The minutes suggested the central bank will remain on a tightening path
Wall Street stocks came off session lows but finished lower overnight as investors digested minutes of the Federal Reserve’s July meeting. The document indicated policy makers were prepared to keep lifting rates but some policymakers were wary of overdoing tightening. In general, the minutes suggested the central bank will remain on a tightening path in coming months. Against this backdrop, the Dow Jones fell 0.5% to snap a five-day winning streak, the S&P 500 dropped 0.7%, and the Nasdaq Composite gave up 1.3%.

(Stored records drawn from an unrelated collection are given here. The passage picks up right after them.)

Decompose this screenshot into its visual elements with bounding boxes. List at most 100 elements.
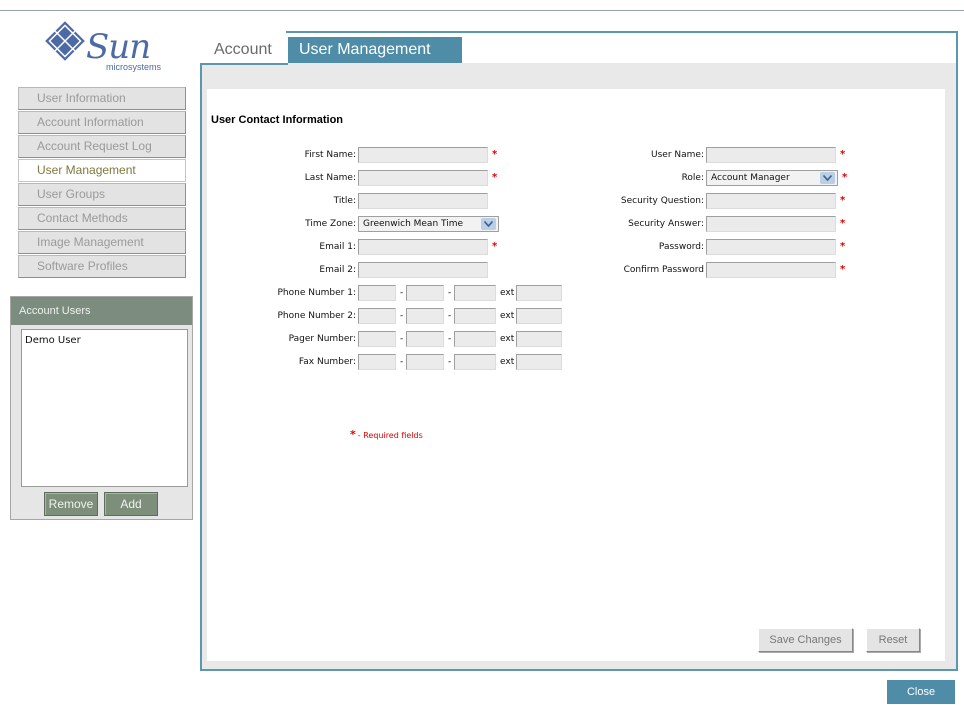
security-question-label: Security Question: bbox=[620, 196, 704, 206]
password-label: Password: bbox=[658, 242, 704, 252]
email2-label: Email 2: bbox=[319, 265, 356, 275]
frame-border bbox=[956, 31, 958, 65]
phone-dash: - bbox=[448, 311, 452, 321]
time-zone-select[interactable]: Greenwich Mean Time bbox=[358, 216, 499, 232]
sidebar-item-account-information[interactable]: Account Information bbox=[18, 111, 186, 134]
required-fields-note: * - Required fields bbox=[350, 428, 423, 441]
user-name-label: User Name: bbox=[651, 150, 704, 160]
fax-label: Fax Number: bbox=[298, 357, 356, 367]
phone1-prefix-field[interactable] bbox=[406, 285, 444, 301]
phone-dash: - bbox=[400, 334, 404, 344]
chevron-down-icon bbox=[481, 218, 496, 230]
phone-dash: - bbox=[448, 357, 452, 367]
sun-diamond-icon bbox=[45, 21, 85, 61]
sidebar-item-user-management[interactable]: User Management bbox=[18, 159, 186, 182]
ext-label: ext bbox=[500, 311, 515, 321]
password-field[interactable] bbox=[706, 239, 836, 255]
sidebar-item-software-profiles[interactable]: Software Profiles bbox=[18, 255, 186, 278]
required-note-text: - Required fields bbox=[357, 431, 423, 440]
sidebar-item-user-information[interactable]: User Information bbox=[18, 87, 186, 110]
frame-border bbox=[200, 63, 288, 65]
pager-line-field[interactable] bbox=[454, 331, 496, 347]
ext-label: ext bbox=[500, 357, 515, 367]
fax-prefix-field[interactable] bbox=[406, 354, 444, 370]
security-answer-field[interactable] bbox=[706, 216, 836, 232]
reset-button[interactable]: Reset bbox=[866, 628, 920, 652]
fax-ext-field[interactable] bbox=[516, 354, 562, 370]
phone-dash: - bbox=[400, 357, 404, 367]
required-marker: * bbox=[492, 172, 498, 183]
account-users-title: Account Users bbox=[11, 297, 192, 325]
phone1-label: Phone Number 1: bbox=[277, 288, 356, 298]
user-name-field[interactable] bbox=[706, 147, 836, 163]
security-answer-label: Security Answer: bbox=[628, 219, 704, 229]
phone2-area-field[interactable] bbox=[358, 308, 396, 324]
required-marker: * bbox=[350, 428, 356, 441]
phone2-line-field[interactable] bbox=[454, 308, 496, 324]
ext-label: ext bbox=[500, 288, 515, 298]
sidebar-item-account-request-log[interactable]: Account Request Log bbox=[18, 135, 186, 158]
email1-label: Email 1: bbox=[319, 242, 356, 252]
sidebar-item-image-management[interactable]: Image Management bbox=[18, 231, 186, 254]
required-marker: * bbox=[492, 149, 498, 160]
phone-dash: - bbox=[400, 288, 404, 298]
account-users-panel: Account Users Demo User Remove Add bbox=[10, 296, 193, 520]
sidebar-item-user-groups[interactable]: User Groups bbox=[18, 183, 186, 206]
save-changes-button[interactable]: Save Changes bbox=[758, 628, 853, 652]
last-name-field[interactable] bbox=[358, 170, 488, 186]
pager-ext-field[interactable] bbox=[516, 331, 562, 347]
account-users-list[interactable]: Demo User bbox=[21, 329, 188, 487]
email2-field[interactable] bbox=[358, 262, 488, 278]
pager-prefix-field[interactable] bbox=[406, 331, 444, 347]
fax-area-field[interactable] bbox=[358, 354, 396, 370]
required-marker: * bbox=[840, 195, 846, 206]
time-zone-label: Time Zone: bbox=[305, 219, 356, 229]
phone1-line-field[interactable] bbox=[454, 285, 496, 301]
add-user-button[interactable]: Add bbox=[104, 492, 158, 516]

Asian stocks followed US counterparts lower on Thursday after the Fed hinted at support for more aggressive interest rate hikes. Adding to a more downbeat tone in the region, Goldman Sachs slashed its growth outlook for the Chinese economy following another weak round of data revealed earlier this week. The Shanghai Composite Index lost nearly 0.5% and the Nikkei 225 in Tokyo sank 0.96%. The Hang Seng in Hong Kong shed 1.17% while the Kospi in Seoul gave up 0.33%.
In Europe, equities were little changed at the open, struggling for direction as risk tones are looking a bit shaky now. The pan-European Stoxx 600 was fractionally lower in early deals. In his latest remarks, ECB executive board member Isabel Schnabel noted that inflation concerns before July rate hike have not been alleviated and inflation could still accelerate in the short-term. It looks like Schnabel is sending out a firm message that the central bank will look to continue with another big rate hike next month. US stock index futures are slipping marginally in early pre-market deals.
Meanwhile, the dollar is seen slightly firmer across the board, extending gains for the sixth session in a row. The USD index is approaching the 107.00 figure that capped gains earlier this month. Should the greenback overcome this barrier any time soon, the 107.45 intermediate resistance zone will come back into the market focus. Later in the day, the buck could be affected by US existing home sales and the weekly initial jobless claims data.